In all his travels to various African countries engaged in the struggle for independence, Chiume did not see individualized nations, separated from one another. Rather he saw one large Pan-Africa. A true Pan-Africanist, Chiume made close personal friendships as well as political and professional contacts with Africans across the continent and beyond. In the short years he was in government, he held several ministerial portfolios, including external affairs, education, and information, positions he took full advantage of in his travels to open up opportunities for Malawians and to cement relations amongst African societies.

When Ghana obtained her independence in 1957, Malawi, seven years away from her own independence, received a huge moral boost, as did many countries in Sub-Saharan Africa still under colonial rule. Malawi’s first president, the late Dr. Kamuzu Banda, was a very close friend of Ghana’s first president, Dr. Kwame Nkrumah, having known each other in their activist days in Britain where Dr Banda practiced medicine. In his autobiography "Kanyama Chiume", he described the deep involvement of Dr. Nkrumah in Malawi’s own struggle for independence from colonial rule. According to Chiume, Dr. Nkrumah made available to Malawi financial assistance, ranging from ₤100 to ₤10,000 on various occasions. Nkrumah offered air tickets for Chiume to fly to Ghana in transit between Malawi and Britain, where they continued strategizing and mobilizing resources for Malawi’s independence struggle.

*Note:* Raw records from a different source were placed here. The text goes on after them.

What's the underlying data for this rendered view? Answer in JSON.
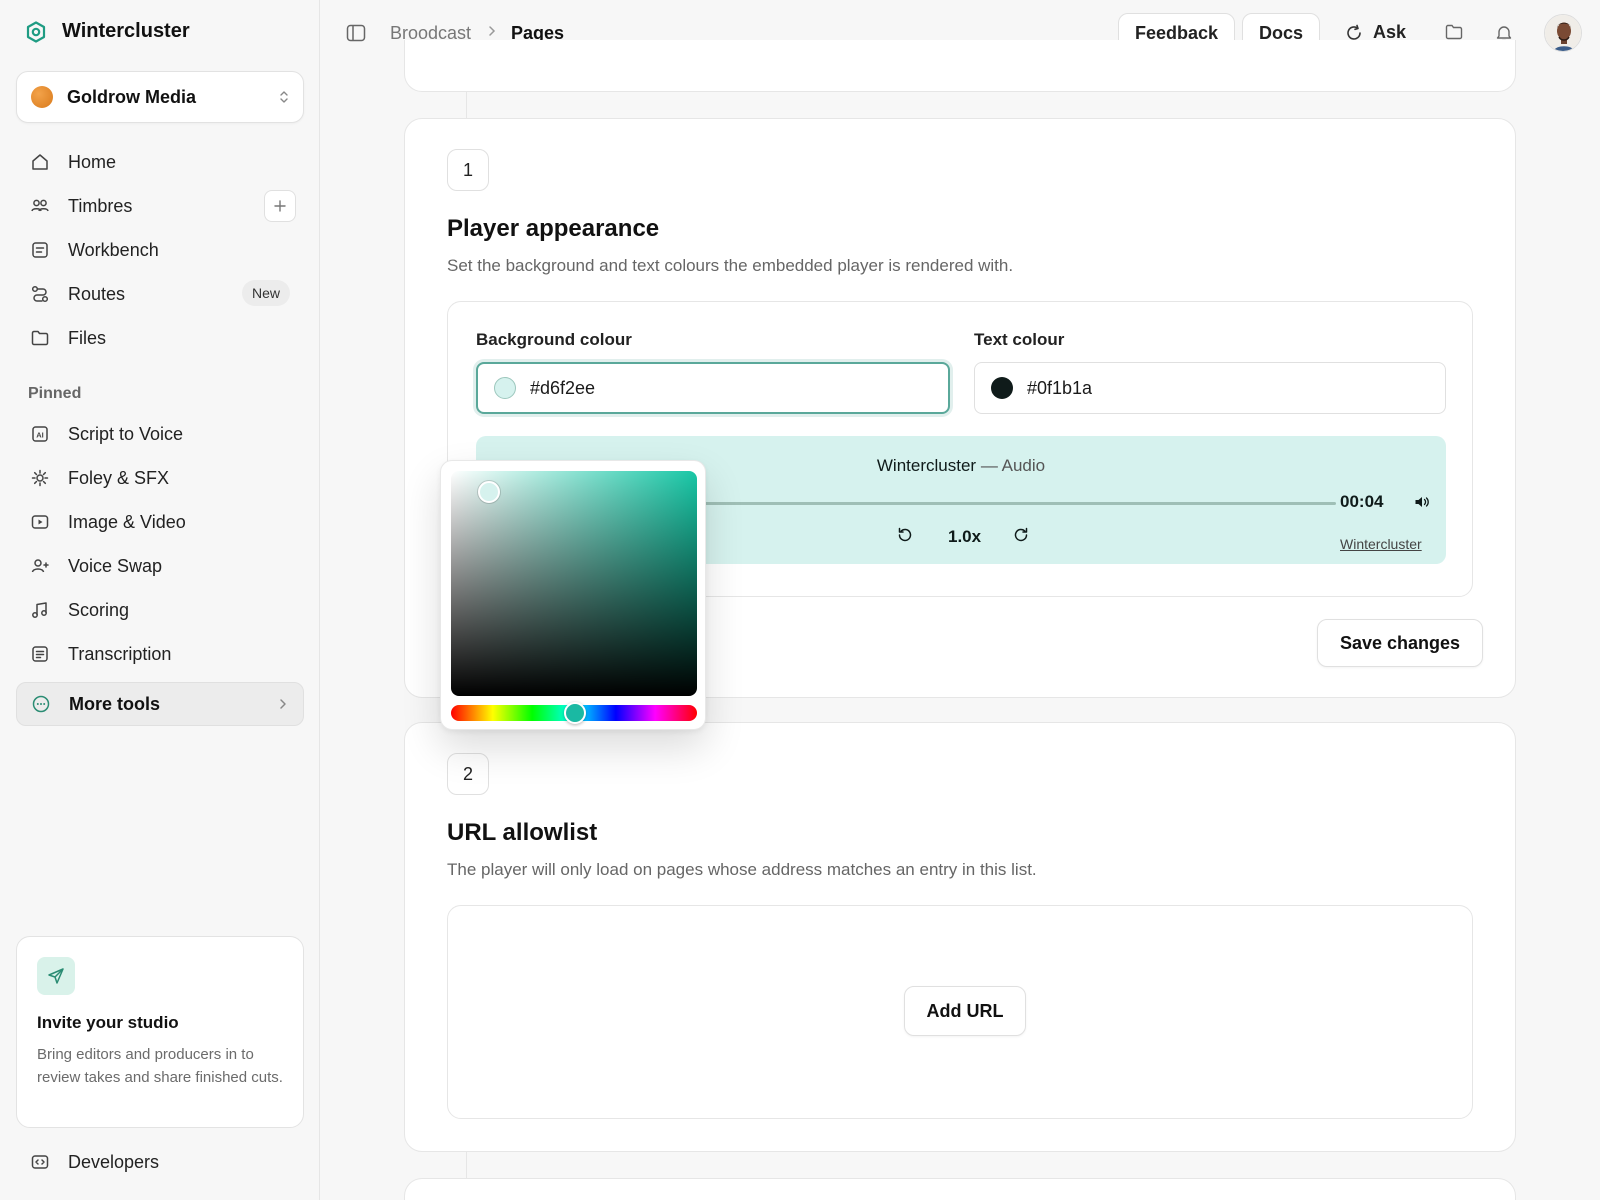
{
  "brand": {
    "name": "Wintercluster"
  },
  "org": {
    "name": "Goldrow Media"
  },
  "nav": {
    "items": [
      {
        "label": "Home"
      },
      {
        "label": "Timbres"
      },
      {
        "label": "Workbench"
      },
      {
        "label": "Routes",
        "badge": "New"
      },
      {
        "label": "Files"
      }
    ],
    "pinned_label": "Pinned",
    "pinned": [
      {
        "label": "Script to Voice"
      },
      {
        "label": "Foley & SFX"
      },
      {
        "label": "Image & Video"
      },
      {
        "label": "Voice Swap"
      },
      {
        "label": "Scoring"
      },
      {
        "label": "Transcription"
      },
      {
        "label": "More tools"
      }
    ],
    "developers": "Developers"
  },
  "invite": {
    "title": "Invite your studio",
    "text": "Bring editors and producers in to review takes and share finished cuts."
  },
  "breadcrumb": {
    "root": "Broodcast",
    "current": "Pages"
  },
  "topbar": {
    "feedback": "Feedback",
    "docs": "Docs",
    "ask": "Ask"
  },
  "section1": {
    "step": "1",
    "title": "Player appearance",
    "desc": "Set the background and text colours the embedded player is rendered with.",
    "bg_label": "Background colour",
    "bg_value": "#d6f2ee",
    "text_label": "Text colour",
    "text_value": "#0f1b1a",
    "player": {
      "title": "Wintercluster",
      "dash": "—",
      "subtitle": "Audio",
      "time": "00:04",
      "speed": "1.0x",
      "link": "Wintercluster"
    },
    "save": "Save changes"
  },
  "section2": {
    "step": "2",
    "title": "URL allowlist",
    "desc": "The player will only load on pages whose address matches an entry in this list.",
    "add": "Add URL"
  },
  "colors": {
    "accent": "#2a8c73",
    "player_bg": "#d6f2ee",
    "player_text": "#0f1b1a",
    "picker_hue": "#18c7a6"
  }
}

In Ghana, Chiume was treated as a hero, given triumphant welcomes, and “carried shoulder high amidst shouts and placards to the effect that a Nyasalander murdered is a Ghanaian dead” (p. 122).

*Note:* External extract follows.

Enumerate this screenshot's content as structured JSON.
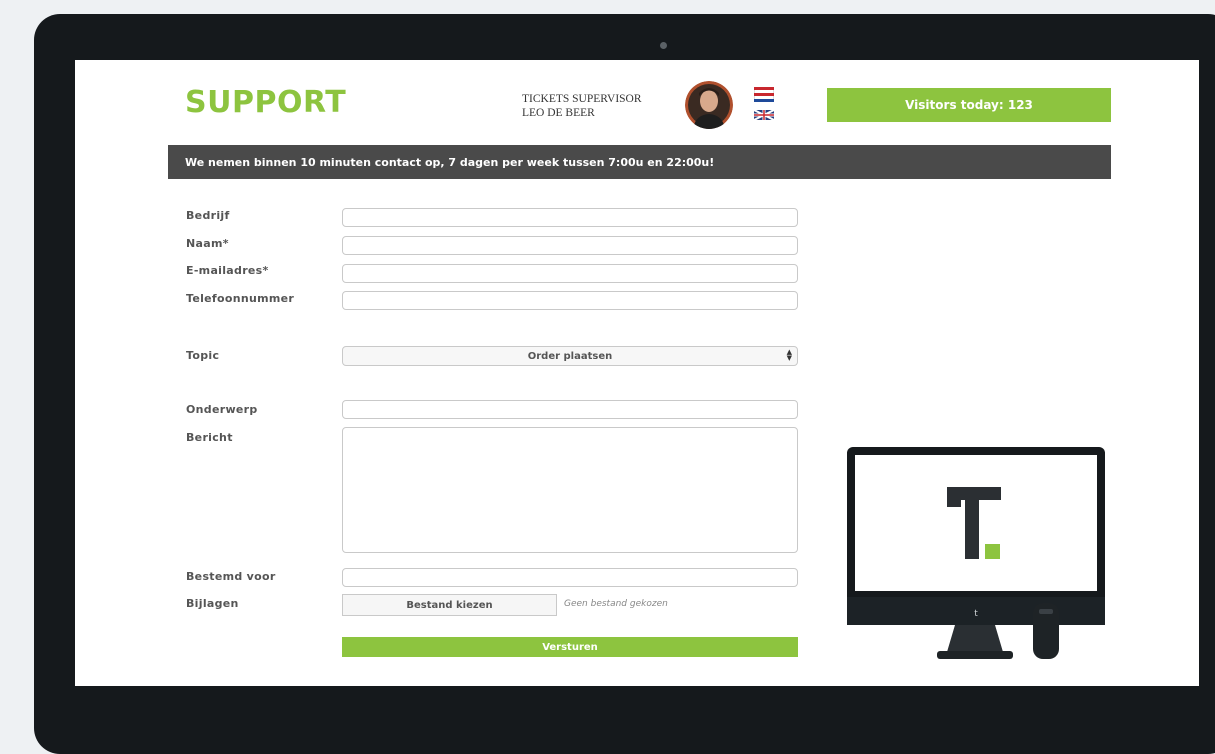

Nkrumah was unequivocal about the importance of victory in Malawi’s struggle for independence, expressing to Chiume his “vehement denunciation” of imperialism in Nyasaland. Nkrumah provided the services of a skilled Ghanaian lawyer, Mills Odoi, to come to Malawi and assist in the legal proceedings of extricating Malawi from colonialism.

Chiume saw first hand Nkrumah’s larger vision for the emancipation of all of Africa, outlining the idea of a Pan-African government to Chiume thus: “Nkrumah talked about the urgent need for an All-African government. ‘Many of our troubles, Chiume,’ he emphasized, ‘are due to the fact that we are not united. We must have a continental government to prevent the further balkanization of Africa and, as far I am concerned, when Malawi is finally free and only seven of us are ready, we should just plunge into it. Others will follow.” (p. 167).

In his days, Kanyama Chiume was probably the most traveled member of the new Malawi government. Wherever he went in his capacity as minister he never failed to advocate for Malawians and Africans, and was always seeking opportunities to bring back home to Malawians. He was able to obtain assistance in the form of scholarships and material help, from many countries, including Egypt, Algeria, India, Ghana, France, Canada and the United States, among others.

Chiume’s stay in America widened his Pan-Africanist purview, at once observing the racist society black Americans lived in, and the effects that racism had on their identity struggles. Chiume wrote: “But the majority were treated as though America was not their real home, and they were made to believe that they had no past, no heritage and no history. His African forebears were presented to him as savages who had sold him into slavery. He was discouraged from finding his identity in Africa and yet the struggle he was waging in his adopted country was basically the same struggle that his African brothers were waging. While Africa remained in bondage, I felt, so would the Afro-American remain oppressed in the USA. His real hope for the future lay in him discovering who he was. The black scholar must help rewrite Africa’s history, and the black educationalist must impart the truth about our great continent. In this renaissance the Afro-American and the African must work together” (p. 163).